(ブルームバーグ): 国内通信大手のソフトバンクは11日、今期(2021年3月期)の営業利益は前期比0.9%増の9200億円を計画すると発表した。スマートフォンやブロードバンド契約数の増加に加え、法人事業の成長などを見込む。

  新型コロナウイルス感染拡大の影響については、外出自粛に伴う通信データ量の増大や法人顧客からのテレワーク需要、ヤフー事業での電子商取引(eコマース)取扱高の増加を想定。一方、スマホなどの新規契約の遅延やヤフーの広告出稿減少、宿泊・予約事業の利用減少などが収益の下押し要因になるとみている。同社では5月末まで全国店舗の営業時間を短縮している。
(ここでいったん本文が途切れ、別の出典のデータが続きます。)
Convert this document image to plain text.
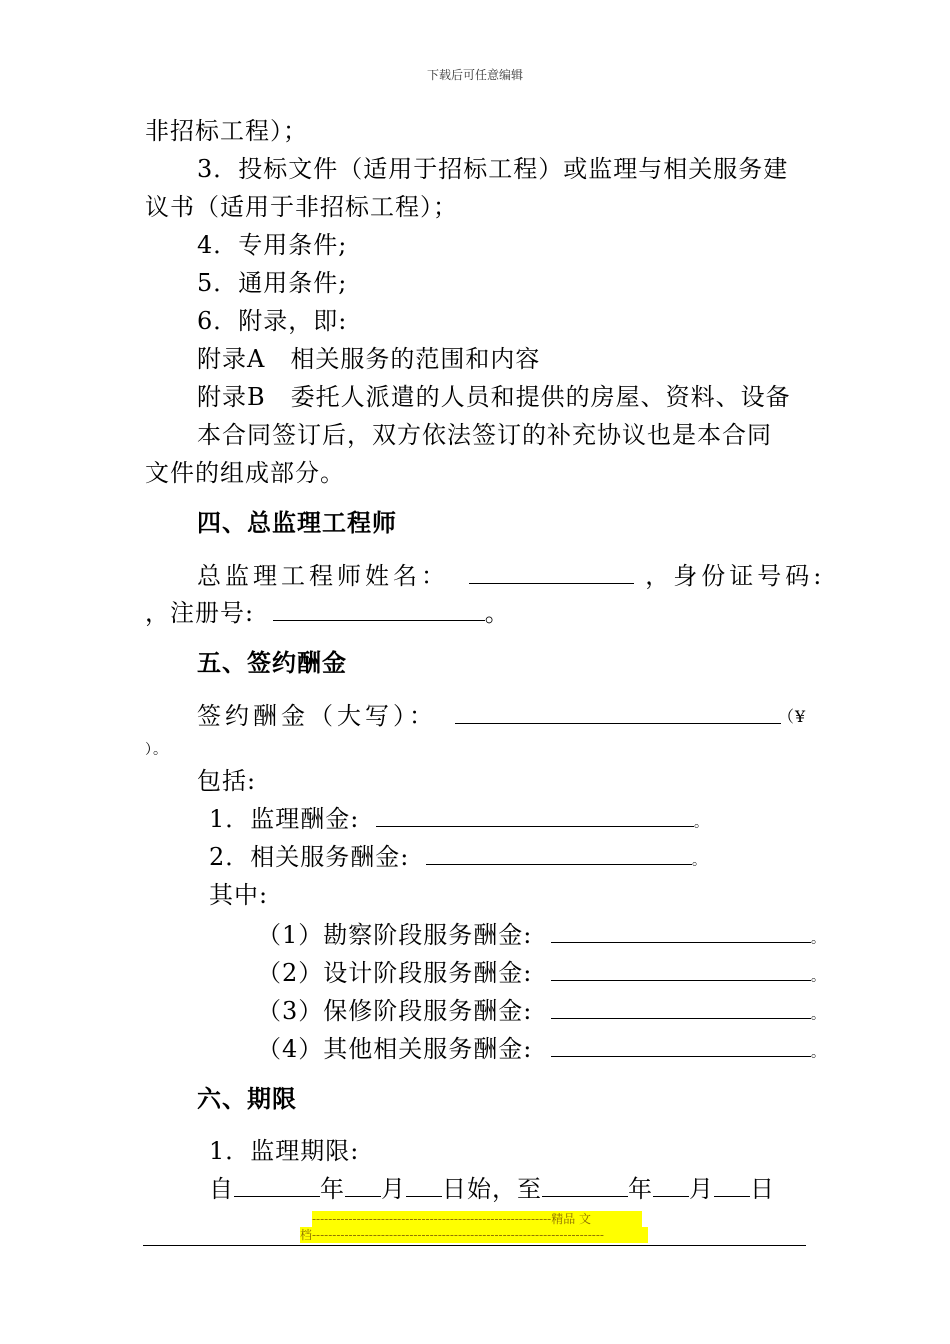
下载后可任意编辑
非招标工程）；
3．投标文件（适用于招标工程）或监理与相关服务建
议书（适用于非招标工程）；
4．专用条件;
5．通用条件;
6．附录，即:
附录A　相关服务的范围和内容
附录B　委托人派遣的人员和提供的房屋、资料、设备
本合同签订后，双方依法签订的补充协议也是本合同
文件的组成部分。
四、总监理工程师
总监理工程师姓名：	，身份证号码:
，注册号:	。
五、签约酬金
签约酬金（大写）：	（¥
）。
包括:
1．监理酬金:	。
2．相关服务酬金:	。
其中:
（1）勘察阶段服务酬金:	。
（2）设计阶段服务酬金:	。
（3）保修阶段服务酬金:	。
（4）其他相关服务酬金:	。
六、期限
1．监理期限:
自	年 月 日始，至	年 月 日
-----------------------------------------------------------精品 文
档------------------------------------------------------------------------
  宮内謙社長はオンライン会見で、今期の業績見通しについて通信は必要不可欠なインフラであり、「もっと強気の数字を出していい」と話した半面、「コロナウイルスというのは全く予想がつかない。第2波が来るかもしれない」と述べ、甘く見積もることはできないとの認識を示した。

  今期配当は年間で1株当たり86円と前期85円から小幅な増配を予想した。連結配当性向は85%程度を目安としている。

  東海東京調査センターの石野雅彦シニアアナリストは、新型コロナの影響などを織り込んだ上で「横ばい圏を守りたいというのはポジティブ」と評価。テレワークによるデータ量の増加などプラス面もあり、「上振れる余地はある」とみている。

  1−3月期の営業利益は1166億円と前年同期に比べ31%増えた。通期(20年3月期)では11%増の9117億円。コンシューマや法人、流通、ヤフーの全事業が増益となり、スマホの解約率は0.7%と過去最低だった。

  同社は、主力の移動通信分野で高速大容量の第5世代通信規格(5G)のサービスを3月に開始した。収益の多角化を進めるため、非通信分野ではヤフー事業を展開するZホールディングスがファッション通販のZOZOを買収し、コミュニケーションアプリのLINEと経営統合する。

  また、シェアオフィスの米ウィーワークやホテル運営のインドのOYO(オヨ)と日本で合弁事業を展開している。双方とも新型コロナの影響を受けているものの、3月末時点のウィーワークのメンバー数は2万2000超と1年間で8割増加。オヨのホテル稼働率も51%と、国内の業界平均32%を上回ったという。

  親会社のソフトバンクグループは18日に決算を発表する予定だ。投資先の米ウィーワーク関連の損失を新たに計上し、前期純損益は過去最大の9000億円の赤字になる見通し。世界的な株安が進んだ3月には、安定的な移動通信事業を抱える子会社ソフトバンクの時価総額が親会社を上回る場面もあった。